The positive elements of the Democratic plan are overshadowed, however, by its implication that it may be necessary to increase military spending beyond the levels already reached during the Bush buildup. Counting the costs of the wars in Iraq and Afghanistan, US military spending is weighing in at more than $550 billion per year, higher than the peak levels reached during the Reagan buildup or the Vietnam War. Yet the Democratic statement speaks of the need to rebuild the military without calling for any cuts in unnecessary programs. This may be a tactical decision aimed at showing that Democrats too can be tough on defense, but all it indicates is that they can compete with Republicans in wasting defense dollars.

A second approach that has received considerable attention is found in New Republic editor at large Peter Beinart's The Good Fight: Why Liberals--and Only Liberals--Can Win the War on Terror and Make America Great Again. Beinart's book stresses the importance of working with allies and the need for justice at home as foundations of a sound foreign policy; but these themes are more than offset by his messianic advocacy of nonstop military interventionism.

The breadth of Beinart's proposed mission for the military is stunning: "It would be naïve...to think that freedom, even broadly defined...is enough to defeat jihadism.... From the Middle East to Southeast Asia, from the Horn of Africa to the Sahel, the United States may need to enter stateless zones, capture or kill the jihadists taking refuge there, and stay long enough to begin rebuilding the state."

After more than three years and $300 billion spent in Iraq--a war Beinart supported--one is hard-pressed to know when the beginning of the rebuilding of the state will have been accomplished in any given intervention. In keeping with his ambitious military agenda, Beinart supports a stable or growing military budget, deriding progressives who "casually urge cutting the defense budget."
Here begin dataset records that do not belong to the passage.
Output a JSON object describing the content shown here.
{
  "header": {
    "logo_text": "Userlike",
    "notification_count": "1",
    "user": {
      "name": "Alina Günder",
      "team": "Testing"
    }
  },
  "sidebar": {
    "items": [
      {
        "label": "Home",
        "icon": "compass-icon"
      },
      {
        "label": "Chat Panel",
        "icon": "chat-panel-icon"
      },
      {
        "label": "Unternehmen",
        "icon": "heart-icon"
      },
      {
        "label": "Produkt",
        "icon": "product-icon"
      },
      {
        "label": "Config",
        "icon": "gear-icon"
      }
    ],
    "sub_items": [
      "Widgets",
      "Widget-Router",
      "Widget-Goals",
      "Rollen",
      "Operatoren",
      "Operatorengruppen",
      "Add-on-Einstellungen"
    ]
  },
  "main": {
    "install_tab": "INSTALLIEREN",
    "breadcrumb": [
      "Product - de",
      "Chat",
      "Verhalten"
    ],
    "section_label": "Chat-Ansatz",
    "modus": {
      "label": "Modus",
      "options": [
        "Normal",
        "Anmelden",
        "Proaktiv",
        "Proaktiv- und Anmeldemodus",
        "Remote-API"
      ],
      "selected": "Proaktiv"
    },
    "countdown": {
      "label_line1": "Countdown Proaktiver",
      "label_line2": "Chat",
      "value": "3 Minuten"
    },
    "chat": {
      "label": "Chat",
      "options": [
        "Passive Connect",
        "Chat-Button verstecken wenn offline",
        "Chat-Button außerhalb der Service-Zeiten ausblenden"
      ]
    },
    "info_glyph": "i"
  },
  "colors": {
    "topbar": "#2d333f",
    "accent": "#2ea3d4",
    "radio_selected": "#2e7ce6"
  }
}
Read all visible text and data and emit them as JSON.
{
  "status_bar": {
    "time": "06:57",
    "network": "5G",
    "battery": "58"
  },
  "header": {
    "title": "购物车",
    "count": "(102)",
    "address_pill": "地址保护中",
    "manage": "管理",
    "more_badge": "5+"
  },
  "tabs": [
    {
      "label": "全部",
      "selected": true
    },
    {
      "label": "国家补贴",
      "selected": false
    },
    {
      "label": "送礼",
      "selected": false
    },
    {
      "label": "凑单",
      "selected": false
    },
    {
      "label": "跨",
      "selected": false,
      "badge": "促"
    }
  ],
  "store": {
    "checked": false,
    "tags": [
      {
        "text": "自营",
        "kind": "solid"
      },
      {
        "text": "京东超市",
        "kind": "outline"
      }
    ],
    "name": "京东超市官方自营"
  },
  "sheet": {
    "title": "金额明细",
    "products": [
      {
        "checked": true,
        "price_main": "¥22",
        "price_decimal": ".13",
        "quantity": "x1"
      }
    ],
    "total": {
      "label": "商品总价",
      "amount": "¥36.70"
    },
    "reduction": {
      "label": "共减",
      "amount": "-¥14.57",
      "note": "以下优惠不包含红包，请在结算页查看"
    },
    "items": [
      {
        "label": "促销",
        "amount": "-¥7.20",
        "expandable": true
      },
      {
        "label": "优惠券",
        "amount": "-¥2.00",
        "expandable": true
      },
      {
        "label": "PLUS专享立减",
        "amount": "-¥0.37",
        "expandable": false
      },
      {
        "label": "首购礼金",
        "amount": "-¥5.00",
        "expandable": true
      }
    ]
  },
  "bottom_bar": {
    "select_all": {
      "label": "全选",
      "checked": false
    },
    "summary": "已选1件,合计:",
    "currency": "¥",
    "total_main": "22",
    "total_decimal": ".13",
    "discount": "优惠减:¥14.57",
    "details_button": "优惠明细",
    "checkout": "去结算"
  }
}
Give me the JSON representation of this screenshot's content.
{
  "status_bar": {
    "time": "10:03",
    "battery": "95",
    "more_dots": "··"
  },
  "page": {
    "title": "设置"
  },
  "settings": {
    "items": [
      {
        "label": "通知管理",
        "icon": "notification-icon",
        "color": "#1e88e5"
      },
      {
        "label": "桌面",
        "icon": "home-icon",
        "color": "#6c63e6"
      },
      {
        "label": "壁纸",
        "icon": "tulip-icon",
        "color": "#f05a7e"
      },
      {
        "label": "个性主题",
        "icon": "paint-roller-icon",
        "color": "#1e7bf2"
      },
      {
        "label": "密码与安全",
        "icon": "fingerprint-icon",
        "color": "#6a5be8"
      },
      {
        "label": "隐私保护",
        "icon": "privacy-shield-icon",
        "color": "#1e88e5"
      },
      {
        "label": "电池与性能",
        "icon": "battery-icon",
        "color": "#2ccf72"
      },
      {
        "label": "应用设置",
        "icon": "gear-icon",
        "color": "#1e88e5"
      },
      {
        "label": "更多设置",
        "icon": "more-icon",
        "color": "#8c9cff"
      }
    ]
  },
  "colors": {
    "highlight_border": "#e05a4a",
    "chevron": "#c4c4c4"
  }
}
The Progressive Policy Institute--the research arm of the Democratic Leadership Council--has produced its own set of proposals for reforming US military strategy. The DLC analysis shares Beinart's call for a muscular liberalism grounded in a "stronger and larger military." That being said, the DLC analysis does contain some common-sense proposals for expanding nonmilitary forms of engagement. But despite its nod to diplomacy, when push comes to shove the PPI's proposed strategy speaks of "prevention" of looming threats in purely military terms, as in "destroying weapons of mass destruction...and the means to produce them in rogue states"--essentially a policy of bombing the bombs.

About William D. Hartung

William D. Hartung, the director of the Arms and Security Initiative at the New America Foundation, is the author of How Much Are You Making on the War Daddy?--A Quick and Dirty Guide to War Profiteering in the Bush Administration (Nation Books) and a contributor to Sean Costigan and David Gold, editors, Terrornomics (Ashgate Press). more...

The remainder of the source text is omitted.